Benzene is a hydrocarbon that is commonly used as a commercial solvent. However, it is carcinogenic; i.e., accumulations in the body can cause cancer. What is the vapor pressure of benzene at 58◦C? The normal boiling point of benzene is 80.0◦C and its molar heat of vaporization is 30.8 kJ/mol.
Answer in units of torr
Use the Clausius-Clapeyron equation. One piece of information you must know is that at the boiling point of benzene the vapor pressure is 760 mm.
To find the vapor pressure of benzene at 58°C, we can use the Clausius-Clapeyron equation, which relates the vapor pressure of a substance at one temperature to its boiling point and molar heat of vaporization:
ln(P2/P1) = -ΔHvap/R * (1/T2 - 1/T1)
Where:
P2 = vapor pressure at the desired temperature (58°C)

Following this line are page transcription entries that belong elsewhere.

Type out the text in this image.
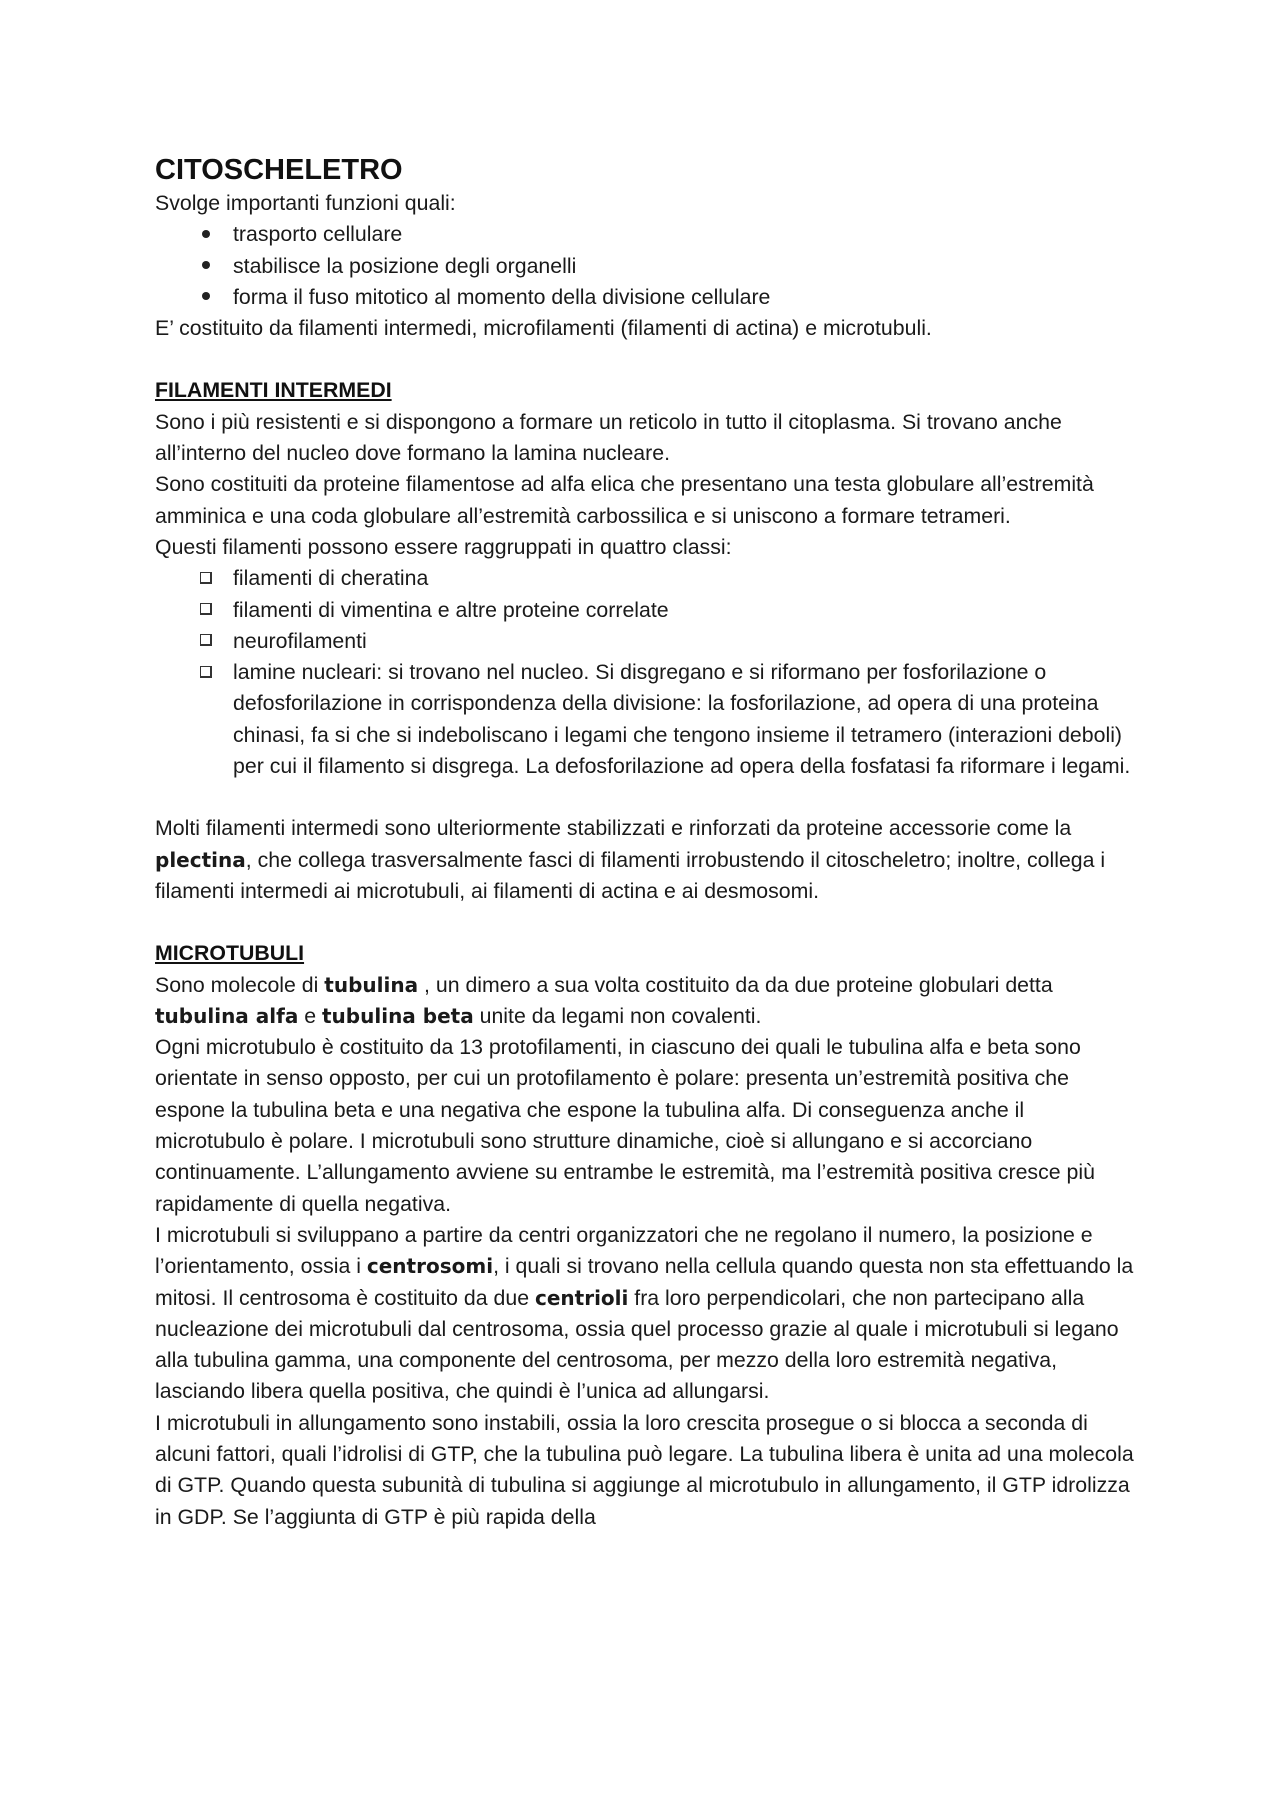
CITOSCHELETRO

Svolge importanti funzioni quali:

trasporto cellulare
stabilisce la posizione degli organelli
forma il fuso mitotico al momento della divisione cellulare

E’ costituito da filamenti intermedi, microfilamenti (filamenti di actina) e microtubuli.

FILAMENTI INTERMEDI

Sono i più resistenti e si dispongono a formare un reticolo in tutto il citoplasma. Si trovano anche all’interno del nucleo dove formano la lamina nucleare.

Sono costituiti da proteine filamentose ad alfa elica che presentano una testa globulare all’estremità amminica e una coda globulare all’estremità carbossilica e si uniscono a formare tetrameri.

Questi filamenti possono essere raggruppati in quattro classi:

filamenti di cheratina
filamenti di vimentina e altre proteine correlate
neurofilamenti
lamine nucleari: si trovano nel nucleo. Si disgregano e si riformano per fosforilazione o defosforilazione in corrispondenza della divisione: la fosforilazione, ad opera di una proteina chinasi, fa si che si indeboliscano i legami che tengono insieme il tetramero (interazioni deboli) per cui il filamento si disgrega. La defosforilazione ad opera della fosfatasi fa riformare i legami.

Molti filamenti intermedi sono ulteriormente stabilizzati e rinforzati da proteine accessorie come la plectina, che collega trasversalmente fasci di filamenti irrobustendo il citoscheletro; inoltre, collega i filamenti intermedi ai microtubuli, ai filamenti di actina e ai desmosomi.

MICROTUBULI

Sono molecole di tubulina , un dimero a sua volta costituito da da due proteine globulari detta tubulina alfa e tubulina beta unite da legami non covalenti.

Ogni microtubulo è costituito da 13 protofilamenti, in ciascuno dei quali le tubulina alfa e beta sono orientate in senso opposto, per cui un protofilamento è polare: presenta un’estremità positiva che espone la tubulina beta e una negativa che espone la tubulina alfa. Di conseguenza anche il microtubulo è polare. I microtubuli sono strutture dinamiche, cioè si allungano e si accorciano continuamente. L’allungamento avviene su entrambe le estremità, ma l’estremità positiva cresce più rapidamente di quella negativa.

I microtubuli si sviluppano a partire da centri organizzatori che ne regolano il numero, la posizione e l’orientamento, ossia i centrosomi, i quali si trovano nella cellula quando questa non sta effettuando la mitosi. Il centrosoma è costituito da due centrioli fra loro perpendicolari, che non partecipano alla nucleazione dei microtubuli dal centrosoma, ossia quel processo grazie al quale i microtubuli si legano alla tubulina gamma, una componente del centrosoma, per mezzo della loro estremità negativa, lasciando libera quella positiva, che quindi è l’unica ad allungarsi.

I microtubuli in allungamento sono instabili, ossia la loro crescita prosegue o si blocca a seconda di alcuni fattori, quali l’idrolisi di GTP, che la tubulina può legare. La tubulina libera è unita ad una molecola di GTP. Quando questa subunità di tubulina si aggiunge al microtubulo in allungamento, il GTP idrolizza in GDP. Se l’aggiunta di GTP è più rapida della
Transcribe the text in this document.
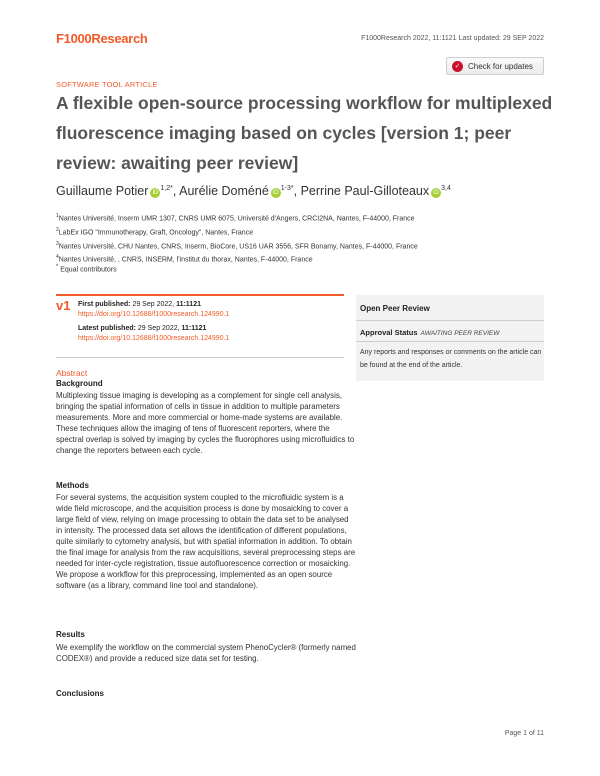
F1000Research	F1000Research 2022, 11:1121 Last updated: 29 SEP 2022
✓ Check for updates
SOFTWARE TOOL ARTICLE
A flexible open-source processing workflow for multiplexed fluorescence imaging based on cycles [version 1; peer review: awaiting peer review]
Guillaume Potier $iD^{1,2*}$, Aurélie Doméné $iD^{1-3*}$, Perrine Paul-Gilloteaux iD$^{3,4}$
$^1$Nantes Université, Inserm UMR 1307, CNRS UMR 6075, Université d'Angers, CRCI2NA, Nantes, F-44000, France
$^2$LabEx IGO "Immunotherapy, Graft, Oncology", Nantes, France
$^3$Nantes Université, CHU Nantes, CNRS, Inserm, BioCore, US16 UAR 3556, SFR Bonamy, Nantes, F-44000, France
$^4$Nantes Université, , CNRS, INSERM, l'institut du thorax, Nantes, F-44000, France
* Equal contributors
v1 First published: 29 Sep 2022, 11:1121
https://doi.org/10.12688/f1000research.124990.1
Latest published: 29 Sep 2022, 11:1121
https://doi.org/10.12688/f1000research.124990.1
Abstract
Background
Multiplexing tissue imaging is developing as a complement for single cell analysis, bringing the spatial information of cells in tissue in addition to multiple parameters measurements. More and more commercial or home-made systems are available. These techniques allow the imaging of tens of fluorescent reporters, where the spectral overlap is solved by imaging by cycles the fluorophores using microfluidics to change the reporters between each cycle.
Methods
For several systems, the acquisition system coupled to the microfluidic system is a wide field microscope, and the acquisition process is done by mosaicking to cover a large field of view, relying on image processing to obtain the data set to be analysed in intensity. The processed data set allows the identification of different populations, quite similarly to cytometry analysis, but with spatial information in addition. To obtain the final image for analysis from the raw acquisitions, several preprocessing steps are needed for inter-cycle registration, tissue autofluorescence correction or mosaicking. We propose a workflow for this preprocessing, implemented as an open source software (as a library, command line tool and standalone).
Results
We exemplify the workflow on the commercial system PhenoCycler® (formerly named CODEX®) and provide a reduced size data set for testing.
Conclusions
Open Peer Review
Approval Status AWAITING PEER REVIEW
Any reports and responses or comments on the article can be found at the end of the article.
Page 1 of 11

P1 = vapor pressure at the boiling point (80.0°C)
ΔHvap = molar heat of vaporization (30.8 kJ/mol)
R = ideal gas constant (0.0821 L*atm/(K*mol))
T2 = temperature at which vapor pressure is desired (58°C + 273.15 = 331.15 K)
T1 = boiling point temperature (80.0°C + 273.15 = 353.15 K)
Let's substitute the given values into the equation:
ln(P2/760) = (-30.8 kJ/mol / 0.0821 L*atm/(K*mol)) * (1/331.15 K - 1/353.15 K)
Now, let's solve for ln(P2/760):
ln(P2/760) = (-30.8 kJ/mol / 0.0821 L*atm/(K*mol)) * (0.0030188 - 0.0028314)
ln(P2/760) ≈ (-374.94) * (0.0001874)
ln(P2/760) ≈ -0.07022
To find the vapor pressure (P2), we need to take the exponent of both sides of the equation:
P2/760 = e^(-0.07022)
Now, let's solve for P2:
P2 ≈ 760 * e^(-0.07022)
P2 ≈ 760 * 0.931077
P2 ≈ 707.02 torr
Therefore, the vapor pressure of benzene at 58°C is approximately 707.02 torr.